PKK, KÜRTLERİ TEBA YAPMAK İSTİYOR

“Karşılanan talepler karşısında karşılanmamış olan talepler devede kulak mesabesindedir. Kürt kültürü, kimliği, dili her şeyiyle resmen tanınmış ve Kürtlük ülkenin olağan unsurlarından biri olarak siyasal toplumsal hayatımızdaki yerini almıştır artık. Bu saatten sonra Kürtlerin talepleri her ne ise bunu siyasal zeminde ifade etmelerinin, tartışmalarının, savunmalarının önünde hiç bir engel kalmamıştır. Ancak Kürtlerin talepleri derken BDP’nin veya PKK’nın talepleri diye bakmamak gerekiyor. Kürtlerin talepleri ile PKK’nın talepleri birbirinden çok farklı. Kürtler kendileri için bir şeyler talep ederken, PKK devletten Kürtleri kendine teba olarak talep etmektedir. Devletin Kürtleri PKK’ya teslim etme mecburiyeti yoktur ve teslim etmedi diye Kürtlerin sorununu çözmemiş olmakla suçlanamaz. Devletin Kürtlere verdiği hakları PKK zaten Kürtlere kullandırtmıyor. Çünkü PKK’nın Kürt halkı tasavvurunda kendi başına karar verebilecek bir Kürt yoktur.

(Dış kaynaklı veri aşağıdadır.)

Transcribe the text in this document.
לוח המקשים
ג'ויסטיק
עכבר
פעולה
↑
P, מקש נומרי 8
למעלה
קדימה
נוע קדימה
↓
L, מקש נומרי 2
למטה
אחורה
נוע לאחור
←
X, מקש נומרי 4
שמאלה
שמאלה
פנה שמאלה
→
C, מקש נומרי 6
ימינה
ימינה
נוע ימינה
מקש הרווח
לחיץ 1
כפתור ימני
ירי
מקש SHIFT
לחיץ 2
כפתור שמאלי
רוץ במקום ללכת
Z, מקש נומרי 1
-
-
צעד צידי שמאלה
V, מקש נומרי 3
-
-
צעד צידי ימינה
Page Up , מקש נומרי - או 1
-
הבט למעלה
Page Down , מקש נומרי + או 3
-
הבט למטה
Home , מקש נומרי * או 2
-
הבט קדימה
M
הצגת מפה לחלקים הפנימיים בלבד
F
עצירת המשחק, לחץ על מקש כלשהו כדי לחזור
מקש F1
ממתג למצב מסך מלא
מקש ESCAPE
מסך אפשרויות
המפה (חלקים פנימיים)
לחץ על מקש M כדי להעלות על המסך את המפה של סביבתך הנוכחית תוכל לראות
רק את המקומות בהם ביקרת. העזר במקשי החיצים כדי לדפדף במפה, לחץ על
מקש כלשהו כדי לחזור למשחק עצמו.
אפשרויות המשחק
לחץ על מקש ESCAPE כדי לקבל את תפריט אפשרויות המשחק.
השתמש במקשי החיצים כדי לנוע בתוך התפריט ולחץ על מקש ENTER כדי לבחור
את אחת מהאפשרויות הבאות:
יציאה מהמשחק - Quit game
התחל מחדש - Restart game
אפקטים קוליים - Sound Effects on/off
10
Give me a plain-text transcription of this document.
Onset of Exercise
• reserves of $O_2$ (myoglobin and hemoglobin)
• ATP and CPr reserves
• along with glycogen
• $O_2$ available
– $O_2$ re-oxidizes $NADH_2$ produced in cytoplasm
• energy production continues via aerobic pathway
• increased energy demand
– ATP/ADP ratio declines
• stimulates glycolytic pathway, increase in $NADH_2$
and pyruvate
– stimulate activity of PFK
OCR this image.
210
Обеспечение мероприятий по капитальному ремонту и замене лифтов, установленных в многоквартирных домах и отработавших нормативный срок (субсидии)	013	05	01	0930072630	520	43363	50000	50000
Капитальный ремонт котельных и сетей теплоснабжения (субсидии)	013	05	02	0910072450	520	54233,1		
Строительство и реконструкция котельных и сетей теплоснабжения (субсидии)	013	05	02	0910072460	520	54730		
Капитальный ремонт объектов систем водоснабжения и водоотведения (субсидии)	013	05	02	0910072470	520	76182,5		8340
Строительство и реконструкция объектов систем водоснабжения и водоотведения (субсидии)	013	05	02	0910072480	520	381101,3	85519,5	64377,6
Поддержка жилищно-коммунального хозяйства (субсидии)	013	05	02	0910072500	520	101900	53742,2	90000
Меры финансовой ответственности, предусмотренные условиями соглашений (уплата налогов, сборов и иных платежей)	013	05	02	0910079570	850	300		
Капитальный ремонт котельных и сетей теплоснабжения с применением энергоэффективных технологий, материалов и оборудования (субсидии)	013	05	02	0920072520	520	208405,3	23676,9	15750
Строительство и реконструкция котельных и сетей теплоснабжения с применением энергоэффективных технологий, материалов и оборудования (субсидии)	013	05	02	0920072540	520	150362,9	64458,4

Kendi adına karar yetkisini PKK’ya devretmiş bir Kürt halkı tasavvuru vardır.”

PKK VE DEVLET AK PARTİ’YE SİLAH DOĞRULTTU

“Anadilde savunma hakkı, TRT Şeş gibi adımların atılmasını asla PKK’nın şiddet yoluyla elde ettiği bir kazanıma bağlamak mümkün değildir. Esasen PKK şiddeti devlet direncini asla geriletebilecek bir unsur olmadı. Aksine iki tarafın şiddeti birbirlerini besliyordu. Bu savaşa dur demek için savaşın dışındaki bir unsurun devreye girmesi gerekiyordu. AK Parti bu sistemin dışında bir parti olarak, iki tarafın şikeli savaşlarını durdurmaya çalışınca her ikisinin silahı da AK Parti’ye döndü. AK Parti kendi tabanı üzerinden halkın klasik devlet anlayışı tarafından işlenmiş bu ulusalcı anlayışını rehabilite etti diyebiliriz. AK Parti siyasi reformları yapmak bakımından da büyük fırsat alanları yakalamış durumda.”